In person, Jonas is perpetually polite—he uses the word “blessed” frequently and earnestly—but he bristles gently when recalling the period after Trying Times. “For a while, I think a lot of people were saying, ‘This is done,’” says Jonas. “But then we had our biggest touring year ever.” Still, he concedes, “[After] four rec­ords in four years, we definitely needed to step away for a minute.”

Around the release of Trying Times, the press portrayed Nick as something of an Onus Jonas—the one most obsessed with songcraft and the band’s live sound. And though he points out that all the brothers contributed equally, he’s had the busiest hiatus, recording a soul-inflected solo album with his group the Administration and working as a producer-­songwriter for hire (one of his collaborators, 27-year-old Australian singer Delta Goodrem, is now his girlfriend). And he’s been using his Chelsea setup to work out new songs, some of which may wind up on a new Jonas Brothers record he and his brood hope to record later this year.

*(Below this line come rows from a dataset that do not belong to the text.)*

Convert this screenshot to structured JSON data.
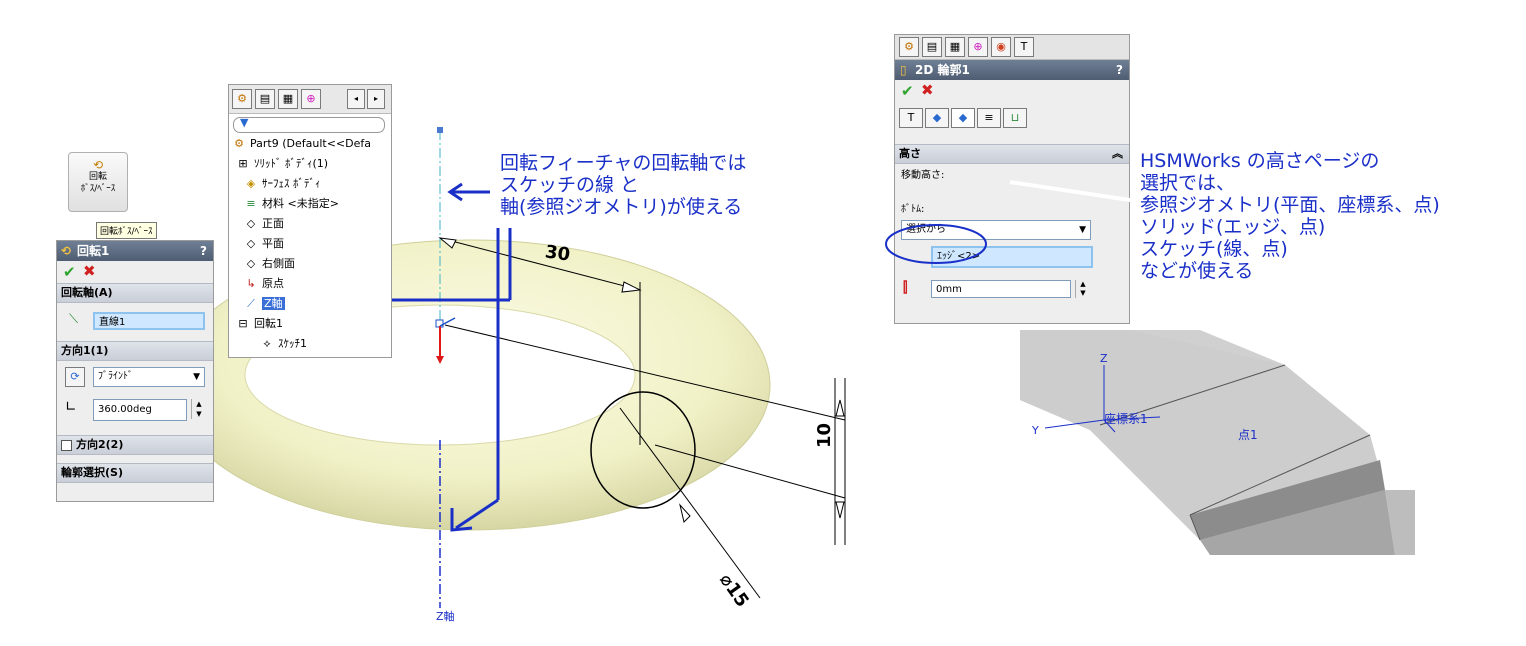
{
  "toolbar_button": {
    "label_line1": "回転",
    "label_line2": "ﾎﾞｽ/ﾍﾞｰｽ",
    "tooltip": "回転ﾎﾞｽ/ﾍﾞｰｽ"
  },
  "revolve_panel": {
    "title": "回転1",
    "help": "?",
    "axis_group": "回転軸(A)",
    "axis_value": "直線1",
    "dir1_group": "方向1(1)",
    "dir1_type": "ﾌﾞﾗｲﾝﾄﾞ",
    "angle_value": "360.00deg",
    "dir2_group": "方向2(2)",
    "contour_group": "輪郭選択(S)"
  },
  "feature_tree": {
    "part": "Part9  (Default<<Defa",
    "items": [
      {
        "icon": "⊞",
        "label": "ｿﾘｯﾄﾞ ﾎﾞﾃﾞｨ(1)"
      },
      {
        "icon": "◈",
        "label": "ｻｰﾌｪｽ ﾎﾞﾃﾞｨ"
      },
      {
        "icon": "≡",
        "label": "材料 <未指定>"
      },
      {
        "icon": "◇",
        "label": "正面"
      },
      {
        "icon": "◇",
        "label": "平面"
      },
      {
        "icon": "◇",
        "label": "右側面"
      },
      {
        "icon": "↳",
        "label": "原点"
      },
      {
        "icon": "⟋",
        "label": "Z軸"
      },
      {
        "icon": "⊟",
        "label": "回転1"
      },
      {
        "icon": "⟡",
        "label": "ｽｹｯﾁ1"
      }
    ]
  },
  "annotation_left": {
    "line1": "回転フィーチャの回転軸では",
    "line2": "スケッチの線 と",
    "line3": "軸(参照ジオメトリ)が使える"
  },
  "dimensions": {
    "d30": "30",
    "d10": "10",
    "d15": "⌀15",
    "zaxis": "Z軸"
  },
  "hsm_panel": {
    "title": "2D 輪郭1",
    "help": "?",
    "height_group": "高さ",
    "move_height_label": "移動高さ:",
    "bottom_label": "ﾎﾞﾄﾑ:",
    "bottom_combo": "選択から",
    "edge_value": "ｴｯｼﾞ<2>",
    "offset_value": "0mm"
  },
  "annotation_right": {
    "line1": "HSMWorks の高さページの",
    "line2": "選択では、",
    "line3": "参照ジオメトリ(平面、座標系、点)",
    "line4": "ソリッド(エッジ、点)",
    "line5": "スケッチ(線、点)",
    "line6": "などが使える"
  },
  "viewport_right": {
    "z": "Z",
    "y": "Y",
    "coord": "座標系1",
    "point": "点1"
  },
  "colors": {
    "annotation": "#1a2fc8",
    "torus": "#f4f4cf",
    "accent": "#2fa52f"
  }
}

Jonas in How to Succeed.Photo: Chris Callis

But How to Succeed is Jonas’s most high-visibility solo venture to date, and certainly the riskiest. Years ago, the notion that a veteran boy-bander could have an extracurricular career was ridiculous; in the land o’ Timberlake, though, teen stars are occasionally allowed to age gracefully, provided they can win over grown-ups. How to Succeed will give ­Jonas a chance to showcase his talents in front of an older crowd, albeit in a role that’s imposing not only physically—­Jonas will appear in nine numbers—but also historically: Both Robert Morse (1962) and Matthew Broderick (1995) won Tonys for their respective Finches, and Radcliffe’s stint effectively recast him as a song-and-dance man. When turning to Jonas, director-choreographer Rob Ashford was looking for an actor who has “that real go-get-’em energy and enough smarts to be able to play the underlying precocious nature of Finch,” Ashford says. “Nick was keen to take it on. He’s so centered and focused. ”

Before rehearsals began, Ashford and Jonas met to discuss how Jonas might find his own inner Finch; as it turned out, he didn’t have to look too far. “Finch has got to figure out how to integrate himself into this well-oiled machine,” Jonas says, “and that’s a lot like what I’m doing, coming into this company.”

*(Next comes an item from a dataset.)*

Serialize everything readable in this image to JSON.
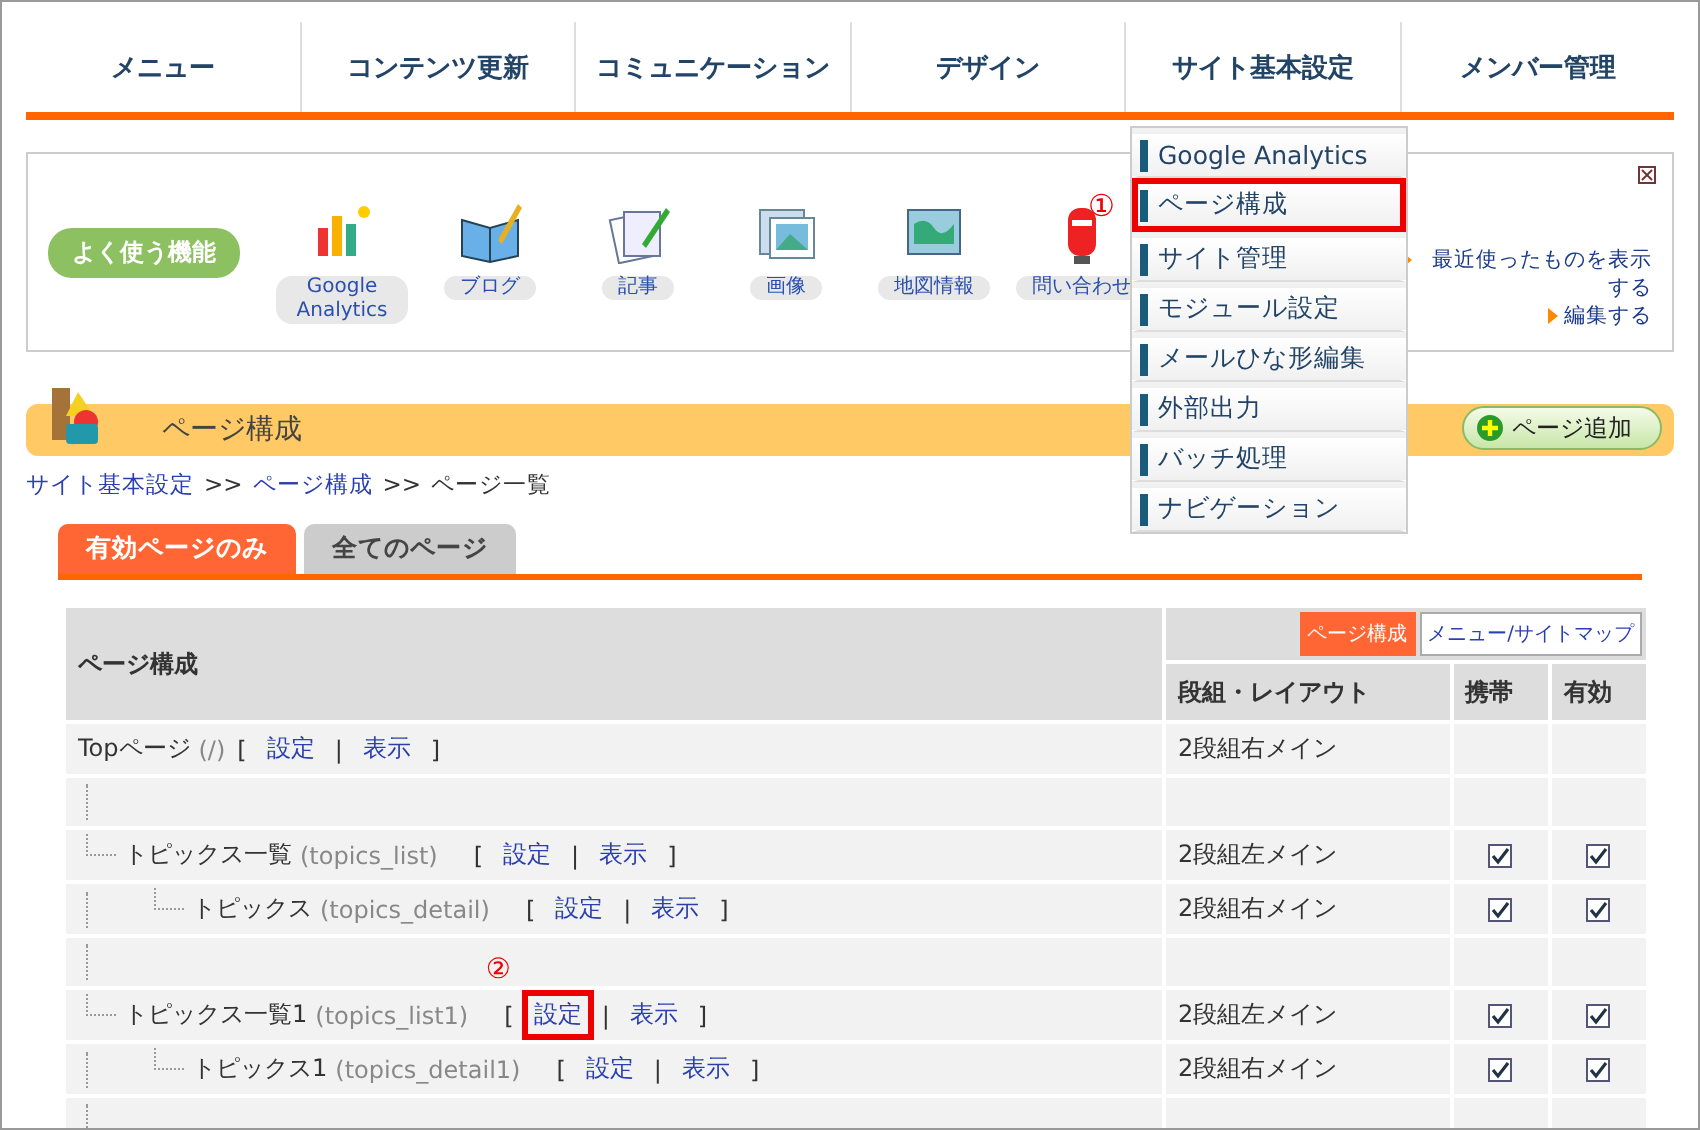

One of Jonas’s biggest concerns in joining How to Succeed was the sheer amount of choreography to learn, and a day after our breakfast, he’s at the Hirschfeld, practicing “Grand Old Ivy,” a song that finds him being hoisted into the air and then carried overhead by nearly a dozen dancers. Slowed down for rehearsal, the number looks a bit like an awkward underwater crowd-surf, and for the first few tries, as he flips and slides over the throng, Jonas maintains an unreadable, action-figure-neutral stare. But by the last run-through, he cracks a midair smile, a contented cog in a grand, ever-moving machine.